Reste qu’une batterie de critères d’essence linguistique sont ici clairement dégagés, tels ceux de « congruence » (entre l’usage d’une unité linguistique et les contraintes créées par une situation anthropologique) ou encore de ce qu’on pourrait appeler l’« indépendance énonciative », caractérisée par le fait que l’entité n’est pas intégrable (au sens de Benveniste) à un énoncé plus complexe. Ce caractère est illustré ici par des exemples du type bonjour !, bonsoir !, pragmatèmes distincts des lexèmes qui les incarnent, et qui eux sont intégrables à l’énoncé (on pense à Harpagon, qui « prête » et non pas « donne » le bonjour, Molière, L’Avare, II, 5). Sur le plan de l’analyse linguistique, ces usages non intégrables sont assimilables à des énoncés complets, des « phrases » au sens dominant du mot français, tout comme les proverbes, dictons, adages et les exclamations, les jurons, qu’ils soient ou non polylexicaux. Ainsi, le statut formel de merde !, putain ! est le même que celui de bonsoir !, salut !, ou de mon Dieu !, Christ ! en anglais, mais évidemment distinct s’agissant de pragmatique.

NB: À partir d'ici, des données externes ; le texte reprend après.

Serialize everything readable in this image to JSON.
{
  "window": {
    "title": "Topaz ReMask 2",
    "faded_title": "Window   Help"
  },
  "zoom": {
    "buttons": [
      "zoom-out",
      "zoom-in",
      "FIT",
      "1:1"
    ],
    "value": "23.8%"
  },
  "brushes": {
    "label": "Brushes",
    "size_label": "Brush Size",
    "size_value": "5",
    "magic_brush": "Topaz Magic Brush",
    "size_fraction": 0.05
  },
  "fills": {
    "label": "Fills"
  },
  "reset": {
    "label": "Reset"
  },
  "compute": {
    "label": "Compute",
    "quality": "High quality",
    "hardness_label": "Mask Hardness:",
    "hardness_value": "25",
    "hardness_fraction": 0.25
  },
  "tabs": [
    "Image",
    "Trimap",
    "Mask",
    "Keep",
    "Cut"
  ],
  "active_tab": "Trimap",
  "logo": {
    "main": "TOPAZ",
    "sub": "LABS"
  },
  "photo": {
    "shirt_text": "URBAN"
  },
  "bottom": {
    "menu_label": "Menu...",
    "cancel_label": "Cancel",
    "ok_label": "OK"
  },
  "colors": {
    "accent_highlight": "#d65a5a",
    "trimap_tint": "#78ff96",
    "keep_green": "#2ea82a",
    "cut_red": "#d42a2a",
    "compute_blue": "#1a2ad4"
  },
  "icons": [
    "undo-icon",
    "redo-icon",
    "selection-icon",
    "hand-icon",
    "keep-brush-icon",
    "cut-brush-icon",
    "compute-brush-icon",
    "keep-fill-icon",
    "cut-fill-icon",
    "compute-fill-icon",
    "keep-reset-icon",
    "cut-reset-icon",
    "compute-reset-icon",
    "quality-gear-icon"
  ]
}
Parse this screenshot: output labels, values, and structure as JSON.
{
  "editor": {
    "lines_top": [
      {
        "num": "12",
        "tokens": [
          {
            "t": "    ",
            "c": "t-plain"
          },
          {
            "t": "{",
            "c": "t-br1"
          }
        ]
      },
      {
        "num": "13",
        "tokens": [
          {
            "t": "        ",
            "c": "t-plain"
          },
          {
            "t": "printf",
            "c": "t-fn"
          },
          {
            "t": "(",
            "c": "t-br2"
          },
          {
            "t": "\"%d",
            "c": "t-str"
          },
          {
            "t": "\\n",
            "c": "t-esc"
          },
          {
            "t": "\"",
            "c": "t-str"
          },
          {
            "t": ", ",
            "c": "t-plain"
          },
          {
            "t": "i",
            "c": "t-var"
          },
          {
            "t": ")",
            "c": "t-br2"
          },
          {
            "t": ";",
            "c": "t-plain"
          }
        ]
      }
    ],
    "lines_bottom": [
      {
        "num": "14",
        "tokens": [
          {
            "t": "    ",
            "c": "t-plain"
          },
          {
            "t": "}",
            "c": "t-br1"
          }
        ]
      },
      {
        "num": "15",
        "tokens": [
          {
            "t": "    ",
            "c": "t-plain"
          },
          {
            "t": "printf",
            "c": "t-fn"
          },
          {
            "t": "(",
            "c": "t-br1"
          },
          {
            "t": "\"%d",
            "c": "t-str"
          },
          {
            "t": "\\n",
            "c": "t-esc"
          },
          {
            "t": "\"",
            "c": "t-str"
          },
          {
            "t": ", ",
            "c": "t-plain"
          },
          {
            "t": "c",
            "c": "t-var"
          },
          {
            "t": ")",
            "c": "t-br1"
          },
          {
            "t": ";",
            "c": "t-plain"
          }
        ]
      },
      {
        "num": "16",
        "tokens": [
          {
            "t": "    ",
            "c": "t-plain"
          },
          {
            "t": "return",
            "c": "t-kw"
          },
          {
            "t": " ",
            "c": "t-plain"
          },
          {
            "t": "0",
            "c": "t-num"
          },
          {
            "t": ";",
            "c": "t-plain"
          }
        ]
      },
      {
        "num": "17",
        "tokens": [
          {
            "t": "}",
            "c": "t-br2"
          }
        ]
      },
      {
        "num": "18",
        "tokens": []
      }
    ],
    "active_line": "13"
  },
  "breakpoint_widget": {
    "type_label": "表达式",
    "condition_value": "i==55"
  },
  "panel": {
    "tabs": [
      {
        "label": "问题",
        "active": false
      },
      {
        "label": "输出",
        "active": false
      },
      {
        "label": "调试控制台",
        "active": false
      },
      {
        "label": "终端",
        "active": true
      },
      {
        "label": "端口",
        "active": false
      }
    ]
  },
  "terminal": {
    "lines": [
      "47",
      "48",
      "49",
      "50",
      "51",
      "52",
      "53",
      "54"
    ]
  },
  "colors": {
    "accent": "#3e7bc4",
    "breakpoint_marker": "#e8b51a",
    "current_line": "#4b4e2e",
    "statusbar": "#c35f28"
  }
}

On remarquera, à ce propos, que des typologies intuitives sont depuis longtemps en œuvre. Elles sont bien mises à jour chez Blanco et Mejri par leur examen minutieux des répertoires lexicographiques mono- et bilingues et peut-être surtout des manuels de conversation. Mon expérience lexicographique en matière de « locutions » m’autorise à noter que sous cette désignation, on regroupe traditionnellement trois entités théoriquement distinctes : les « locutions grammaticales », qui sont en fait des adverbes, prépositions, etc., polylexicaux (critère « syntactique »), les « locutions métaphoriques » à critère sémantique, mieux perçues sous l’étiquette « locutions », et confondues avec les « expressions », incontestablement des phrasèmes, et enfin, moins perçues, des « proverbes », terme qui servait en français classique à désigner la catégorie précédente, et qui est aujourd’hui affecté à des énoncés complets figés, à sémantisme constant et d’intention pragmatique spécifique, étudiée par la parémiologie.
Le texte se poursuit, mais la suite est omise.